Сержант Келло от души расхохотался.
— Ну и дураки вы тут в Лосе, Маршалл. Мы в Пасадене, может, и не такие умные, но не заглатываем запертые комнаты вроде этой. Мы сразу поняли, что единственный парень, кто мог это сделать, сама жертва.
— Вы мудры, когда узнали все факты, сержант, — улыбнулась сестра Урсула. — Но, на самом деле, то, что вы говорите, может быть верно для среднего полицейского, никогда не сталкивавшегося с невозможной, по видимости, ситуацией. Однако вспомните, что это преступление было задумано, чтобы подвергнуться расследованию лейтенантом Маршаллом, не далее как в прошлом году столкнувшегося с убийством, совершённым, на первый взгляд, в столь же невозможно запертой комнате. Он был, можно сказать, приспособлен к такой ситуации. Могу представить, что один из гарлемских сыщиков, расследовавших дело Финка[85], отреагировал бы здесь так же. Уверена, что так поступили бы и суперинтендант Хедли с инспектором Мастерсом.
— Полагаю, это извиняет меня? — кисло выговорил Маршалл.

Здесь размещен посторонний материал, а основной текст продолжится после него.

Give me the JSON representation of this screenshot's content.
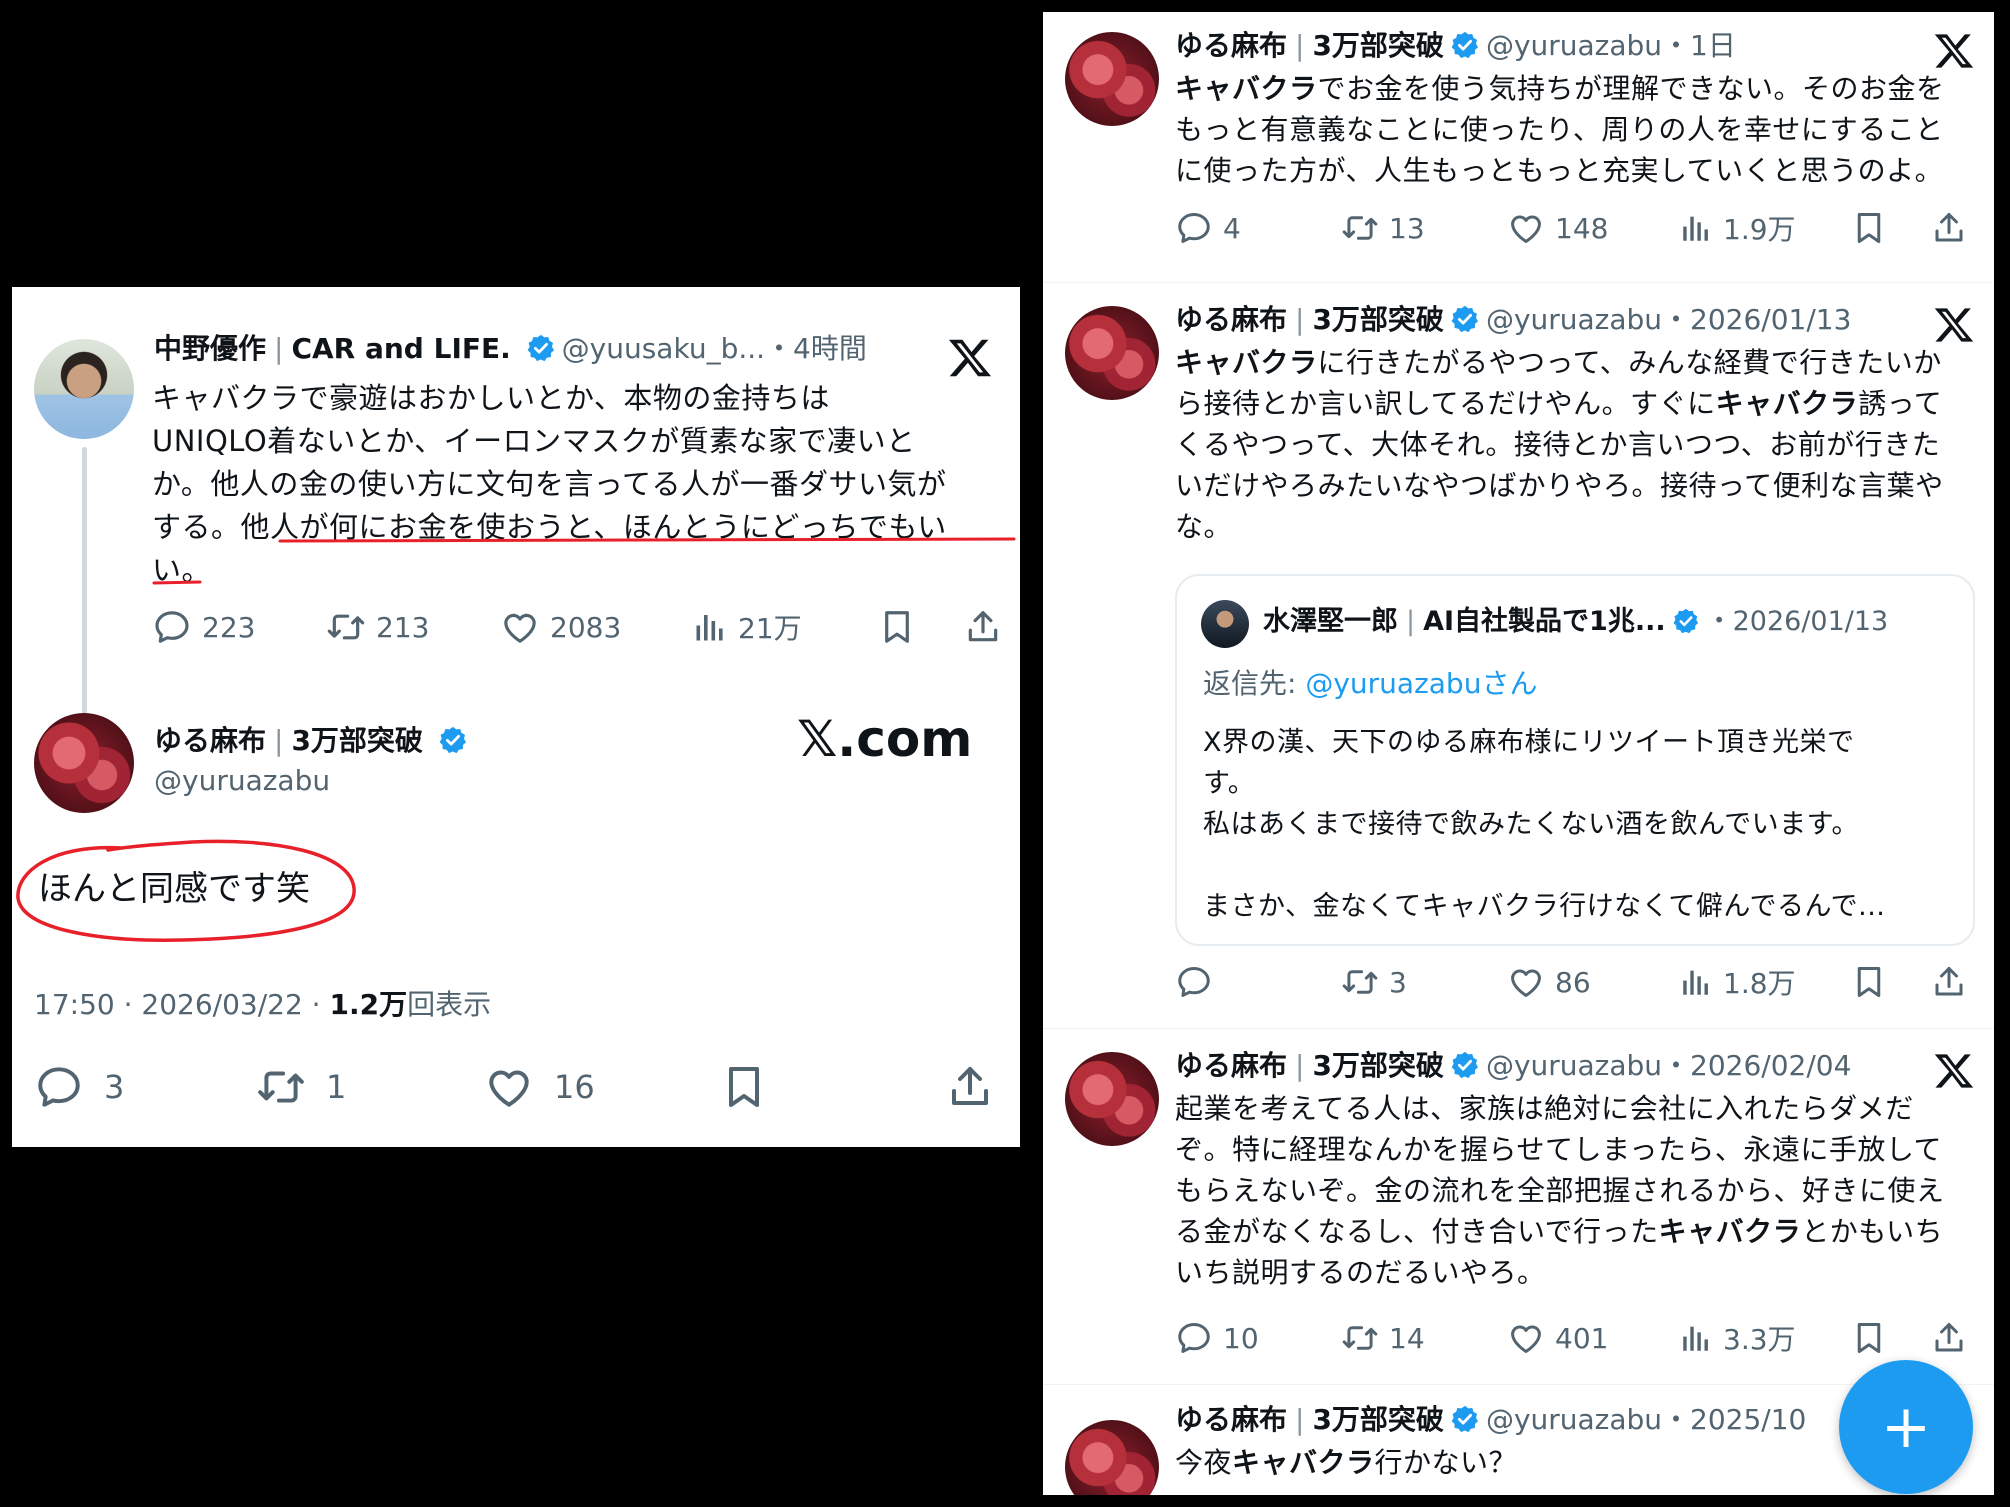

— И это подводит нас к причинам появления “невозможной” ситуации, хотя ни одна из них, по-видимому, здесь не применима. Но в этом деле причиной, как мы теперь видим, послужило просто стремление выиграть время. Заметьте, ни одно из “нападений” не предназначалось для указания на конкретного злоумышленника, хотя одно из них и навело случайно лейтенанта на ложный след. Мистеру Фоулксу следовало избежать ареста, удерживая интерес полиции. Любой возможный подозреваемый должен был оставаться на свободе, пока не представится возможность совершить действительное убийство. Таким образом, запертая комната была преднамеренно задумана как крепкий орешек для лейтенанта, с уверенностью, что он всё ещё будет щёлкать зубами, пытаясь его расколоть, когда Рансибл наконец окажется убит. Метод, по-видимому, сложился в его уме ещё тогда, когда он узнал, что лейтенант — тот самый человек, что работал с запертой комнатой в деле Харригана. В то утро, услышав по телефону, что лейтенант Маршалл случайно нашёл идеального подозреваемого и почти готов произвести арест, он понял, что надо действовать. Он застонал и уронил трубку. Затем, пока лейтенант отдавал распоряжения и ехал, у него было достаточно времени, чтобы подготовить нападение в запертой комнате, зная, что никто из домочадцев никогда не посмеет помешать ему, если он заперся у себя в кабинете.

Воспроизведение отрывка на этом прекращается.